Bir zamanlar para aldığı kişilere diyemediği bir şeyi, bundan sonra para alamayacağı bir kişiye demesi, Necati Doğru’nun kalitesini gösterir.
Neyse, Necati Doğru’yu kendi ahlakıyla baş başa bırakıp, yazısında gündeme getirdiği hususları tartışalım.
Ki, haklı olduğu yerler de var.
Necati Doğru özetle medya patronlarının siyasi iktidarlarla ticari ilişkiye girmemelerini, bunun basın özgürlüğü açısından yanlış olacağını söylüyor. (Sevabına ben özetledim, çünkü Necati Doğru’nun bir şeyi dosdoğru anlatma niyeti yok, sadece hakaret ediyor...)
Ben de bir ilavede bulunmak istiyorum:
Başka alanlarda “para” ve “başarı” kazanmış kişiler, medya imkânını ticari işlerinde manivela olarak kullanacaklarsa, hele siyasi iktidara hoş görünmek için ha babam gazeteci ve yazar kovacaklarsa, bu sektöre hiç girmesinler.
Tasarruflarına da siyasileri ortak etmesinler.
Birileri, “Bu yazarları atacaksın” diye telkinde bulunuyorsa, bunu da çıkıp delikanlı gibi açıklasınlar.
Demirören grubu, birçok yazarıyla yollarını ayırdı.
Birilerinden emir ve direktif mi aldı?
Bilmiyorum.
Biliyorsa, Necati Doğru söylesin. Hatta belgelesin.
Hasan Cemal, “Benim Milliyet’ten gönderilmemde siyasetçilerin dahli yok” demişti... Sonra (niyeyse) fikir ve ahlak değiştirip, “Hayır, siyasetçilerin dahli var” demeye başladı ama bunu Hasan Cemal’in çocukluğuna ve pişmemişliğine veriyoruz.
Fakat bir dakika...
Gazeteci ve yazar kovdurma alışkanlığı, “tüpçü medya patronu”nun medya dünyasına bir armağanı mıdır?
Necati Doğru, 28 Şubat’ın gazeteci kıyımında neredeydi?
Muhterem oto yedek parçacısı siyasilerle karton fabrikası pazarlığına girişirken Necati Doğru neredeydi?

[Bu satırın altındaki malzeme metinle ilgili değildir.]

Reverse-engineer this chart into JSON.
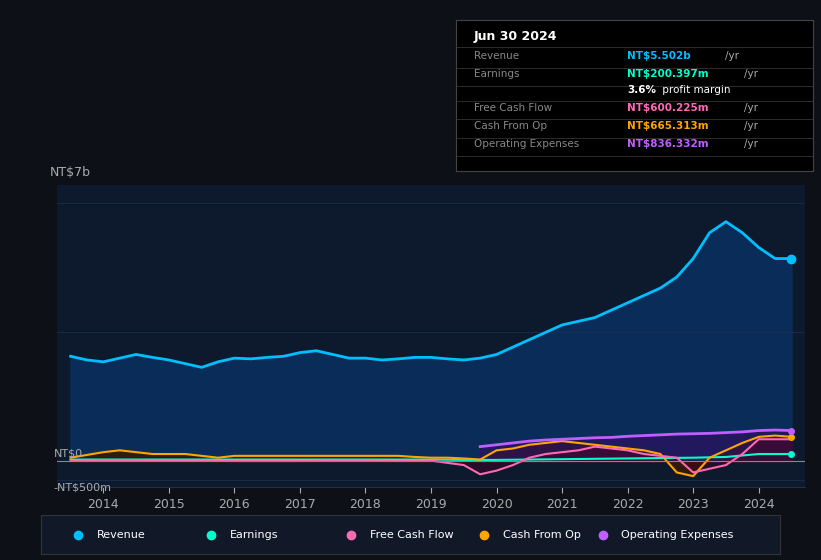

Etibank ve Dışbank hadiselerinde Necati Doğru neredeydi?
Etibank ve Dışbank’ın bir getirisi olarak, gazeteciler kapı önüne konulurken Necati Doğru neredeydi?
Karargahta pişen “andıç”lar manşetleri süslerken ve gazeteciler kurşunların hedefi haline getirilirken Necati Doğru neredeydi?
Ek olarak, Uğur Dündar ve Haluk Şahin neredeydi?
Necati Doğru şunu mu söylemeye çalışıyor:
Medya patronları generallere karşı kırılgan olabilir, karargahtan gelen her tavsiyeyi “emir” telakki edebilir ama siyasilere karşı asla kırılgan olamaz.
Necati Doğru niçin çıkıp, “Siyasilere de, askerlere de eyvallahımız yok” demiyor, bunu diyemiyor?
Bu sorular, TC Hasan Cemal, TC Can Dündar ve TC Ece Temelkuran için de geçerlidir.